Calculating distance between multiple points at the same time of the day


I have two dataframes, one with my boat GPS positions (5512 records) and one with fishing boats positions (35381 records). I want to calculate the distance between my boat and all other fishing boats that were present in the area at the same time of the day (to the minute).

I created a IDdatecode (yyyymmddhhmm) for all the positions, then I merged the two dataframes based on the same IDdatecode. I did this:

merged_table<- merge(myboat,fishboats,by="IDdatecode",all.y=TRUE)

To calculate the distance I used the formula:

merged_table$distance_between_vessels=distm(c("lon1","lat1"),c("lon2","lat2"),fun=distGeo)

where lon1, lat1 are my boat positions and lon2, lat2 are fishing boats.

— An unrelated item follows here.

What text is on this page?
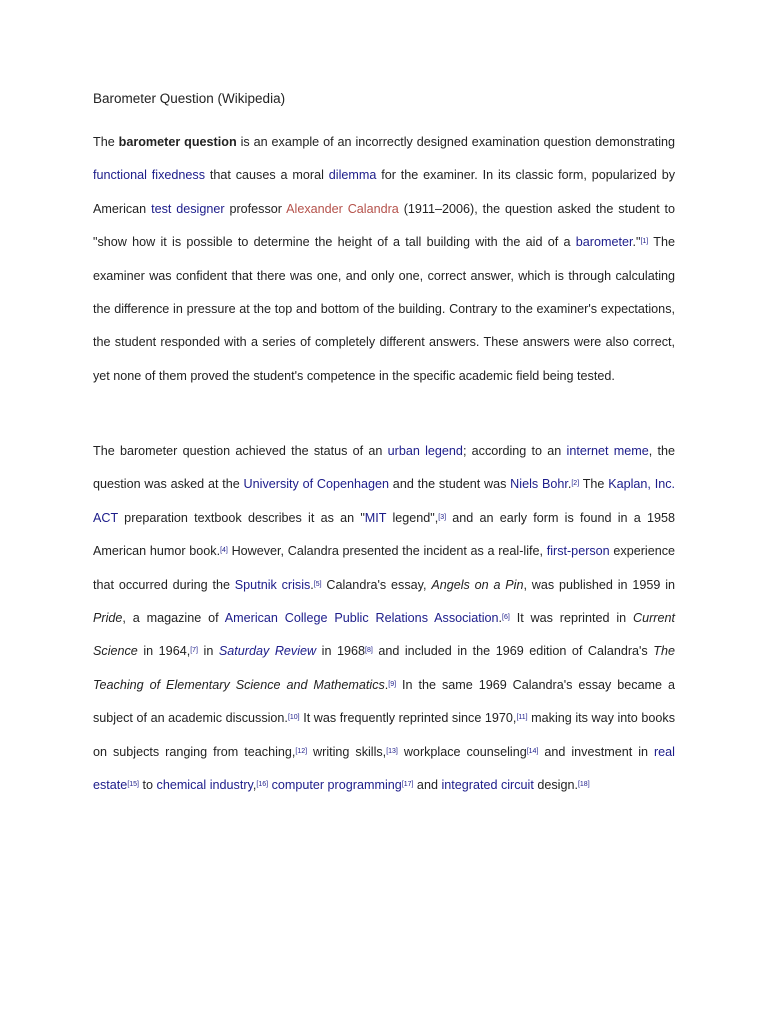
Barometer Question (Wikipedia)

The barometer question is an example of an incorrectly designed examination question demonstrating functional fixedness that causes a moral dilemma for the examiner. In its classic form, popularized by American test designer professor Alexander Calandra (1911–2006), the question asked the student to "show how it is possible to determine the height of a tall building with the aid of a barometer."[1] The examiner was confident that there was one, and only one, correct answer, which is through calculating the difference in pressure at the top and bottom of the building. Contrary to the examiner's expectations, the student responded with a series of completely different answers. These answers were also correct, yet none of them proved the student's competence in the specific academic field being tested.

The barometer question achieved the status of an urban legend; according to an internet meme, the question was asked at the University of Copenhagen and the student was Niels Bohr.[2] The Kaplan, Inc. ACT preparation textbook describes it as an "MIT legend",[3] and an early form is found in a 1958 American humor book.[4] However, Calandra presented the incident as a real-life, first-person experience that occurred during the Sputnik crisis.[5] Calandra's essay, Angels on a Pin, was published in 1959 in Pride, a magazine of American College Public Relations Association.[6] It was reprinted in Current Science in 1964,[7] in Saturday Review in 1968[8] and included in the 1969 edition of Calandra's The Teaching of Elementary Science and Mathematics.[9] In the same 1969 Calandra's essay became a subject of an academic discussion.[10] It was frequently reprinted since 1970,[11] making its way into books on subjects ranging from teaching,[12] writing skills,[13] workplace counseling[14] and investment in real estate[15] to chemical industry,[16] computer programming[17] and integrated circuit design.[18]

But I get the following error:

Error in `$<-.data.frame`(`*tmp*`, "distance_between_vessels", value = NA_real_) : 
  replacement has 1 row, data has 35652
In addition: Warning messages:
1: In .pointsToMatrix(x) : NAs introduced by coercion
2: In .pointsToMatrix(y) : NAs introduced by coercion

What I tried so far is:

  1. use this other formula: merged_table$distance_between_vessels=distGeo(c("lon1","lat1"),c("lon2","lat2"))
  2. put all the columns of lat and lon "as.numeric"
  3. use only interval times where both my boat and fishing boats were present
  4. ignore the warning and keep going

But I still get only a list of NAs.

I used the function "distGeo" in a much simplier dataset (only my boat position) where I calculated manually the distance between first and second point, then between second and third point, and so on. The function works perfectly as it gives me exactly the right distance between two points (I checked it on ArcGIS). This is what I did:

distGeo(mydata[1, ], mydata[2, ])
distGeo(mydata[2, ], mydata[3, ])
distGeo(mydata[3, ], mydata[4, ])

So, I want to calculate 'one-to-many' distances based on a unique time of the day, but I get the above error. Any ideas on why? Thanks :)

Here, my first 10 rows of the merged table:

structure(list(Record = 1:10, IDdatecode = structure(c(1L, 2L, 
3L, 3L, 4L, 4L, 5L, 5L, 6L, 6L), .Label = c("d201805081203", 
"d201805081204", "d201805081205", "d201805081206", "d201805081207", 
"d201805081208"), class = "factor"), lon1 = c(12.40203333, 12.4071, 
12.41165, 12.41165, 12.41485, 12.41485, 12.41663333, 12.41663333, 
12.41841667, 12.41841667), lat1 = c(45.1067, 45.10921667, 45.11218333, 
45.11218333, 45.11303333, 45.11303333, 45.11313333, 45.11313333, 
45.11348333, 45.11348333), boat1 = structure(c(1L, 1L, 1L, 1L, 
1L, 1L, 1L, 1L, 1L, 1L), .Label = "RB", class = "factor"), lon2 = c(13.02718, 
13.02585827, 13.02453654, 13.02173, 13.02321482, 13.02052301, 
13.02189309, 13.01931602, 13.02057136, 13.01810904), lat2 = c(44.98946, 
44.99031749, 44.99117498, 44.98792, 44.99203246, 44.98868065, 
44.99288995, 44.98944129, 44.99374744, 44.99020194), boat2 = structure(c(1L, 
1L, 1L, 2L, 1L, 2L, 1L, 2L, 1L, 2L), .Label = c("IMPERO II", 
"MISTRAL"), class = "factor")), .Names = c("Record", "IDdatecode", 
"lon1", "lat1", "boat1", "lon2", "lat2", "boat2"), row.names = c(NA, 
-10L), class = "data.frame")

Solution

  • V2, Update (January 17, 2022)

    Glad it works for you. If you are willing to avoid for-loops you could consider a dplyr approach. Have a look.

      library(dplyr)
      
      df <- silvia %>%
        rowwise() %>% 
        mutate(distance = geosphere::distGeo(c(lon1, lat1), c(lon2, lat2)))
      df
    

    The base R **apply-family would be another option.


    V1 (January 16, 2022)

    Hopefully this approach does help you. Often it is recommended to not use for-loops. However, I used one, since they are easy to understand.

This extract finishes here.